I have never understood this. America must be bristling with unemployed poets, any of whom could write a decent quatrain about how to tell time, so why do the publishers insist on bringing out acres of rotten poetry every year? A simple ad in the paper would surely bring in a plethora of responses, and Scholastic can afford to keep a poet on the payroll, what with all the Harry Potter loot, so there seems to be no excuse.
Anyway, I really felt that the second line needed replacing.
I tried to get Blessing and That Man to assist me in a quick second-line-ectomy. They were all involved in their numbers, and couldn’t care less. I made a list of alternate second lines to follow “YY said ‘XX, marry me!'”:
We’re going to see them spliced.
“Let them shower us with rice!”
“Don’t make me ask you twice!”
And this is our advice:
She accepted in a trice
Her answer was concise
as smooth as polished ice
and kissed her once or twice
The only other words I could think of that rhymed with “spice” were “lice” and “vice,” neither of which seemed possible.
Blessing thought I could change it to a haiku, so the whole scanning bit wouldn’t matter. She and That Man got back to their discussion of whether to include gift cards in the balance or whatever it was.

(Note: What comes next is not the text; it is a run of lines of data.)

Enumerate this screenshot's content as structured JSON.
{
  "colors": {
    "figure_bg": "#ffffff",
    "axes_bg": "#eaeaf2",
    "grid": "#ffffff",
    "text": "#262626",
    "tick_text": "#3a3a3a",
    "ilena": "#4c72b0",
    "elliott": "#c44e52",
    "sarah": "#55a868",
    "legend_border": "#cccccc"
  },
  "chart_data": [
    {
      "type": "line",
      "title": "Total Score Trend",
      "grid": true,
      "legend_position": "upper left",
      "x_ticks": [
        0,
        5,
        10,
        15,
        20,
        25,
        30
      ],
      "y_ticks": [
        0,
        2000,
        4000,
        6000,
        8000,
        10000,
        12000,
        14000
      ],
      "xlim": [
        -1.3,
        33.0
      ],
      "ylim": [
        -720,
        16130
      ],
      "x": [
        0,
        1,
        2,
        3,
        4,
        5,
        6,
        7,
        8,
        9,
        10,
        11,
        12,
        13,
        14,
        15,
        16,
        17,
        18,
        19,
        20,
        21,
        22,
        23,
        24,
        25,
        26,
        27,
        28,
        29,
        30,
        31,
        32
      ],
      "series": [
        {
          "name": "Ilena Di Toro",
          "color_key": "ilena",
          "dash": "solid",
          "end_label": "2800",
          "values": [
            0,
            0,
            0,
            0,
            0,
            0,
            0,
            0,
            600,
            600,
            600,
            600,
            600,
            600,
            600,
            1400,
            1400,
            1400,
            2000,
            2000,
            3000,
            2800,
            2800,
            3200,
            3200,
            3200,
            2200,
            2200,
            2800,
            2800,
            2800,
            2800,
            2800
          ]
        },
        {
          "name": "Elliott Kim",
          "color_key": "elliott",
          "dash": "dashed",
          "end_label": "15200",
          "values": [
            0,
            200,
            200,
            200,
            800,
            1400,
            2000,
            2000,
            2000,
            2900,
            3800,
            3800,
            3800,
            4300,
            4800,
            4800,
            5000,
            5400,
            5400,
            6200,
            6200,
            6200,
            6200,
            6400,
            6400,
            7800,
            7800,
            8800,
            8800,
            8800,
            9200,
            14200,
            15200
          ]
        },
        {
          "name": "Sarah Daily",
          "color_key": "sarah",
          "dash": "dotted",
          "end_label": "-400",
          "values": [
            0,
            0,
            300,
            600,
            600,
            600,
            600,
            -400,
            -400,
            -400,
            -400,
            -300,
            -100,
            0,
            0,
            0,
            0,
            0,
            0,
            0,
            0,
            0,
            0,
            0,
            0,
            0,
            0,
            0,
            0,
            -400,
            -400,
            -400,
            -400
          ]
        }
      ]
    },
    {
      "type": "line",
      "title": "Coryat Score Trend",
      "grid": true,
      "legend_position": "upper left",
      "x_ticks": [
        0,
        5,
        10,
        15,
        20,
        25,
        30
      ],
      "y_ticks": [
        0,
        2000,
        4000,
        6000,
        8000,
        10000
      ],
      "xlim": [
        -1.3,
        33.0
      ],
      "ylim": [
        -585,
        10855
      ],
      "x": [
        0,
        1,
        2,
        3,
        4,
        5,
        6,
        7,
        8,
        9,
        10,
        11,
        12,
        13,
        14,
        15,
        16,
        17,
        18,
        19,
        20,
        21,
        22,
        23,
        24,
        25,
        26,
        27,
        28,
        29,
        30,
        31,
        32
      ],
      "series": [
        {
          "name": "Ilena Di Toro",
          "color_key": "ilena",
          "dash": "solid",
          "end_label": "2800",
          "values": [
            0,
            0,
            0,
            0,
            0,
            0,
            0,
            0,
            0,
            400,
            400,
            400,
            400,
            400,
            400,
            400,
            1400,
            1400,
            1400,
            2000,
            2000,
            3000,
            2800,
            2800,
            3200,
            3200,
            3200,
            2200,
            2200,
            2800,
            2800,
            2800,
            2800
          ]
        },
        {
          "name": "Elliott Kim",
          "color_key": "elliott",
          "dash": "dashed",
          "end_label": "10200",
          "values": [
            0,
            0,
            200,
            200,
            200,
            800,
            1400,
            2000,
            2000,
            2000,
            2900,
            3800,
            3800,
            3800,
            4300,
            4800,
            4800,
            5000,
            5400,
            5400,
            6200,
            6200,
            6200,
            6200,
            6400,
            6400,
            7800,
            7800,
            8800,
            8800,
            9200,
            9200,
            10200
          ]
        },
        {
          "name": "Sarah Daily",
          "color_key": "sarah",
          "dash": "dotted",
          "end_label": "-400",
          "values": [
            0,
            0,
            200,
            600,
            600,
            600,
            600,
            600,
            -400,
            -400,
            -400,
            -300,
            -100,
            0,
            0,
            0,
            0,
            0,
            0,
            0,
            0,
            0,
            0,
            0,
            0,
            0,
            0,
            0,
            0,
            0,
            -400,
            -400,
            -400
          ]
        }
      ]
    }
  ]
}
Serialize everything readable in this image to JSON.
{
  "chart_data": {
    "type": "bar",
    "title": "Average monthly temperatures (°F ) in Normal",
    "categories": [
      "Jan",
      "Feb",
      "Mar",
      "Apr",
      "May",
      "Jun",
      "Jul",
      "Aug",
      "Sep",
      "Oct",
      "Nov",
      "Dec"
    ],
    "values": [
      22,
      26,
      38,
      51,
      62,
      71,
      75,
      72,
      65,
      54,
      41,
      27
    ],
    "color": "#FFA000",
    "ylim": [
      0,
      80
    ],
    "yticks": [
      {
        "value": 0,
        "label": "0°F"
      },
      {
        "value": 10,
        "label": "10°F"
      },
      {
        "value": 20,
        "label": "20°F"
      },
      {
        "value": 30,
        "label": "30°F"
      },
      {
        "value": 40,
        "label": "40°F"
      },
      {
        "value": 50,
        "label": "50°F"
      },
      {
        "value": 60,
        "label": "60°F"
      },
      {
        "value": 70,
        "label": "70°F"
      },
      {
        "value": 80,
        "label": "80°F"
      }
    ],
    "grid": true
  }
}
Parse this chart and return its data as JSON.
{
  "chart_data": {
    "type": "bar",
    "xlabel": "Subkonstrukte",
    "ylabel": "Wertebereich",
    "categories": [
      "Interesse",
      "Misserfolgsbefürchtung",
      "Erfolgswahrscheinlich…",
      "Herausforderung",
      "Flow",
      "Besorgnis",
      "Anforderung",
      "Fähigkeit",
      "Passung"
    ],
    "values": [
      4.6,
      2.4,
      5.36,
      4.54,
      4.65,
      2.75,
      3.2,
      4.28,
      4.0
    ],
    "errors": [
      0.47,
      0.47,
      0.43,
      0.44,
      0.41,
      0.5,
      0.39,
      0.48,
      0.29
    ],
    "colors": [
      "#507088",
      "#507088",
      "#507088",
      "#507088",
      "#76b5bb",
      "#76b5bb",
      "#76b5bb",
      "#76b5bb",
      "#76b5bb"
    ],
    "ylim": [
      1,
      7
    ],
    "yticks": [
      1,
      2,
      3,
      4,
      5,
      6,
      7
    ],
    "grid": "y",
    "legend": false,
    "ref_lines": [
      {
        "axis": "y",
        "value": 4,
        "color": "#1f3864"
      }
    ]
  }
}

I continued fooling around with the poem in between work-related tasks. Somewhere between packing the Indian grants and fluffing the baby toys, I ended up with this:
“XX,” said YY, “Marry me!”
She said “Yes, with all my heart!”
Please bring a spice and a recipe
to give them a spicy start.
At this point I realized that there was almost nothing of Partygirl’s poem left. Mine was not significantly better than hers, and hers had been from the heart. I threw in an “and” to make it scan and typed up the text for the invitation, leaving the poem in very nearly its original form. If we can’t let sentiment rule at a bridal shower, where can we?
Today I am having my teeth cleaned instead of soldering, going to the gym, knitting, or any other fun activity. It was supposed to be Book Club day, but I awoke to an email from La Bella saying that none of us have finished the book (including me) so we are postponing the meeting. The Little Friend, the book in question, is beautifully written but just too unpleasant for me, and I had resigned myself to admitting that I hadn’t finished it and giving up. Now, with the postponement, I will be honor bound to finish it. I will read it at the dentist’s office; that should be appropriate. Tomorrow I can return to more enjoyable pursuits.